Я предпочел промолчать.
— Обидно, что про тебя болтают. Хотя я знаю, что среди мужчин это не считается зазорным, даже, кажется, наоборот…
— Болтать?
— Нет. Быть таким.
— Да чем же я уж такой особенный?
— Я не говорю, что ты особенный. Напротив, я не ожидала, что ты такой же, как все. Ты, Костя, на меня не обижайся.
— Я не обижаюсь, Катя.
Она продолжала:
— Женщина, даже самая маленькая и простая, самая ничем не замечательная, вот хоть бы как я, непременно ждет героя. Впрочем, я-то, конечно, не жду, я уже дождалась. И вот приходит этот герой, и оказывается, что он в лучшем случае — просто Иван Иваныч. Неужели это всегда так?

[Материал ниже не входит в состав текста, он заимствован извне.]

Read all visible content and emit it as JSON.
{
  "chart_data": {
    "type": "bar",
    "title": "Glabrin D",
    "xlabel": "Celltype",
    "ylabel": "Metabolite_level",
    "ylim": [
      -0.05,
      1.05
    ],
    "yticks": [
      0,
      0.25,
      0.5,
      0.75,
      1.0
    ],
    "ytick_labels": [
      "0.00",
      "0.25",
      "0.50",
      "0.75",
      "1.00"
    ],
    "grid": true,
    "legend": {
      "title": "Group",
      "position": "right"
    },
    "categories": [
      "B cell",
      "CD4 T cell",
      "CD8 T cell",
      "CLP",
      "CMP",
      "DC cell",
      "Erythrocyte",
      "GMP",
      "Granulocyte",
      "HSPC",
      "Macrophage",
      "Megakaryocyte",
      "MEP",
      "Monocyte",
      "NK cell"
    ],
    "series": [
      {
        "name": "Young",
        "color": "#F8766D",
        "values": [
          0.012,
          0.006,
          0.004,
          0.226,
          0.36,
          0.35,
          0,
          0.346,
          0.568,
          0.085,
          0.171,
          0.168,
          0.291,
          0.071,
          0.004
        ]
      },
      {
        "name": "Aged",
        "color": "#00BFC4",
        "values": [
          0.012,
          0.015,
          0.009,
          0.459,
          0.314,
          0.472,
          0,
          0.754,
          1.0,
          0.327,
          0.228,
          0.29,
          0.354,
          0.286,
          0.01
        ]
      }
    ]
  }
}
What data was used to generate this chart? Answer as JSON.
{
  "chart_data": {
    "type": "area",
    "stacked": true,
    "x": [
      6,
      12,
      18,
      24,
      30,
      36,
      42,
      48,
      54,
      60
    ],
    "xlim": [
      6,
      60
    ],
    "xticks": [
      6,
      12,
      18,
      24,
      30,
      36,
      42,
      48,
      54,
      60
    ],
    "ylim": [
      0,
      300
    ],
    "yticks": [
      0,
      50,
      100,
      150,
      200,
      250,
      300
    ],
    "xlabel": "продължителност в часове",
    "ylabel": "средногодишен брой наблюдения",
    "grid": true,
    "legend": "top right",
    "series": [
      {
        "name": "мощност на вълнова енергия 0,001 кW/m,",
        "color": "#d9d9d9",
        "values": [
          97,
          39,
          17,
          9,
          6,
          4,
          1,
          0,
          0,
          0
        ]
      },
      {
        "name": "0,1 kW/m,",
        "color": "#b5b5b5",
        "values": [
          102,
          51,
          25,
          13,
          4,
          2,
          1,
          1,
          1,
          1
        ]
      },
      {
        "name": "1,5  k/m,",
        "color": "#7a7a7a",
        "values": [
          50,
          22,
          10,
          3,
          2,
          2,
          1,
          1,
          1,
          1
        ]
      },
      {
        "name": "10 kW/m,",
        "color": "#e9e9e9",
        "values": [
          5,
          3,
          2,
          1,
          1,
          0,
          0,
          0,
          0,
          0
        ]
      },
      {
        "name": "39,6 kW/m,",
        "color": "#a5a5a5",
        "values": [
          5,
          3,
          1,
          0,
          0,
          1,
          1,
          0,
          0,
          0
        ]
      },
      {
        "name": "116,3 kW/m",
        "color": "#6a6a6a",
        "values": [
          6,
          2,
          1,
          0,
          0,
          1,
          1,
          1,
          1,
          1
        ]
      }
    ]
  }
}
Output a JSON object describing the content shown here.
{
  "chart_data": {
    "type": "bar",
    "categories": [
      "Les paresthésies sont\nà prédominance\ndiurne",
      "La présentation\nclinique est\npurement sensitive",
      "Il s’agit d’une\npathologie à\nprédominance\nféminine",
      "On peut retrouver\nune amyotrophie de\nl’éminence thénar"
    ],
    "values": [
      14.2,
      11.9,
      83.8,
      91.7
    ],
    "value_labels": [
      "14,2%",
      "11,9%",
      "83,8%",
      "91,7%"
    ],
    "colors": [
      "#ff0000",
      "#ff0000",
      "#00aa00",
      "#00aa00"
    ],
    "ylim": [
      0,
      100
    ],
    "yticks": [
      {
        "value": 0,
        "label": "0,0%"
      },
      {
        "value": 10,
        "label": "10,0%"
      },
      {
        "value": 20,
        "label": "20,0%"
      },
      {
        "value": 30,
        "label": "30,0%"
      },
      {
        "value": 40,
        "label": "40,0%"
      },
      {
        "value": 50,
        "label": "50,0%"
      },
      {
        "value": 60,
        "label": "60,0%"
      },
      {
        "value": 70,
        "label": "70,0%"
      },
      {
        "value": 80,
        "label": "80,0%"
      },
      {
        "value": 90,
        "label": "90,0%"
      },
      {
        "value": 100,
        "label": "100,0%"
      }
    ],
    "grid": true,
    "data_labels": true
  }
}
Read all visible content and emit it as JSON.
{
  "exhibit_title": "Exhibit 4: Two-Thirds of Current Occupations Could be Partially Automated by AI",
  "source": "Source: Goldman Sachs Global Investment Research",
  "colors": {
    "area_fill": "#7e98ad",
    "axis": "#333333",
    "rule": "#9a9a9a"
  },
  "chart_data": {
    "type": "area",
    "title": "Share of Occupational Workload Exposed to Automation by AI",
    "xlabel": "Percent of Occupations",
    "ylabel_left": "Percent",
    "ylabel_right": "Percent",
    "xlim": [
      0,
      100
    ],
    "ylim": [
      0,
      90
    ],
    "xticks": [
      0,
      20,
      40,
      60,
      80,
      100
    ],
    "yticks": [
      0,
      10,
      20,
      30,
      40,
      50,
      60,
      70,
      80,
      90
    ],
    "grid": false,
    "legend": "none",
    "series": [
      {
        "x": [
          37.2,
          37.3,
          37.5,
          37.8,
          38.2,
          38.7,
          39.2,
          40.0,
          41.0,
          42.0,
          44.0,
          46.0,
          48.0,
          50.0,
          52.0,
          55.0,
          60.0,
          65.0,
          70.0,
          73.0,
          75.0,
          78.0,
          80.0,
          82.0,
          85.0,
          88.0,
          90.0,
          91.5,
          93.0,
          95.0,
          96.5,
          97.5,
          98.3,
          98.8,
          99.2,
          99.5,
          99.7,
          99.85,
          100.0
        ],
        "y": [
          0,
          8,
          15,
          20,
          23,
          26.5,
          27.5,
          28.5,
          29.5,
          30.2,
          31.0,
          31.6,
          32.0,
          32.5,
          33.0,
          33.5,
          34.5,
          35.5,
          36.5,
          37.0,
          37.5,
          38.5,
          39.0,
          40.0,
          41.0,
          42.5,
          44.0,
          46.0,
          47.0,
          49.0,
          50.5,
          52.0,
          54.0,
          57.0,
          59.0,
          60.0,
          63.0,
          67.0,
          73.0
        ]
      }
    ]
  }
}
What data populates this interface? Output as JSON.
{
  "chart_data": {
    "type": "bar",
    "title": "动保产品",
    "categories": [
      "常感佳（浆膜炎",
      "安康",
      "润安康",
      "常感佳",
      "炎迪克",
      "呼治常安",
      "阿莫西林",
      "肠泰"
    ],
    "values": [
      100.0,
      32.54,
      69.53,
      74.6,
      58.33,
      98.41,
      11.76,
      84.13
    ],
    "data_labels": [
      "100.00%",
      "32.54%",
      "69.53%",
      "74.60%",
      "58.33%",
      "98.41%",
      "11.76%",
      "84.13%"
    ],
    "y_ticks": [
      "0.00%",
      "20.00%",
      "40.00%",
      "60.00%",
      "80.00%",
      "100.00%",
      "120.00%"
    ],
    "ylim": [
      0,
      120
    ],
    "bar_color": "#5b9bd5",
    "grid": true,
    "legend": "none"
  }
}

— Я думаю, Катя, что и не все женщины ищут героев, и не все мужчины Иван Иванычи. Просто — нужно как-нибудь жить.
— Ты думаешь, что нужно? Ну, а я не уверена. Разве уж непременно нужно в половине одиннадцатого есть кашку?
— Какую кашку?
— А вот Лялька иногда решительно не хочет кашки. И я не хочу. Впрочем, все это — пустяки. А главное — все это не то.
Я заметил, что Катя ко мне переменилась. Не то чтобы она меня строго осудила или перестала любить во мне брата и друга. Напротив, мне казалось даже, что теперь она относится ко мне как бы с большим уважением, как ко взрослому человеку, а не как к наивному мальчику. Но прежде она всегда ласково обнимала и целовала меня, иногда называла детским именем — Котик, не стеснялась выходить ко мне прямо из ванной, запахнувшись в купальный халат, и вообще не считала меня за мужчину. Теперь я стал мужчиной, хотя и оставался братом. Мужчиной — значит существом не совсем чистым, носящим на себе следы не оправданных любовью прикосновений, случайных «романов», вызванных просто тем, что «как-нибудь нужно жить».
Мы больше не возвращались к нашему разговору. Только раз как-то Катя мимоходом сказала мне:
— В последнее время я многое поняла лучше. Я думала о тебе, Костя, я ведь тебя очень люблю. И вот теперь я, пожалуй, могла бы не так строго отнестись и к другим, то есть к тому, что мне в них неприятно, даже противно. Но, конечно, я тебя не сравниваю, потому что ты — не лицемер и не прикидываешься святым, а просто — такой. Хуже всего, когда обманывают, читают мораль, а сами делают все, что захочется, и даже не понимают, как это гадко. Может быть, впрочем, я слишком требовательна, нельзя быть такой. И все-таки — как все это печально и несносно!
— А ты не думай, Катя.
Она удивленно подняла брови:
— Как же не думать? Разве я не живой человек…
И вдруг она вспыхнула густым румянцем:
— …И разве я не женщина? Или ты считаешь меня уже старухой?
Я не мог считать сестру, молодую, красивую, полную жизни, — старухой. Но о том, что такое женщина, мой сомнительный любовный опыт не мог дать мне глубокого познания.
Как всякий преданный и любящий брат, я был близорук. Если бы кто-нибудь сказал мне, что источник Катиных страданий и ее неумения найти «цель жизни» — в том, что она живет без любви, что ей некому отдать неистощенный запас женского чувства, — я бы не только удивился, но и обиделся за Катю.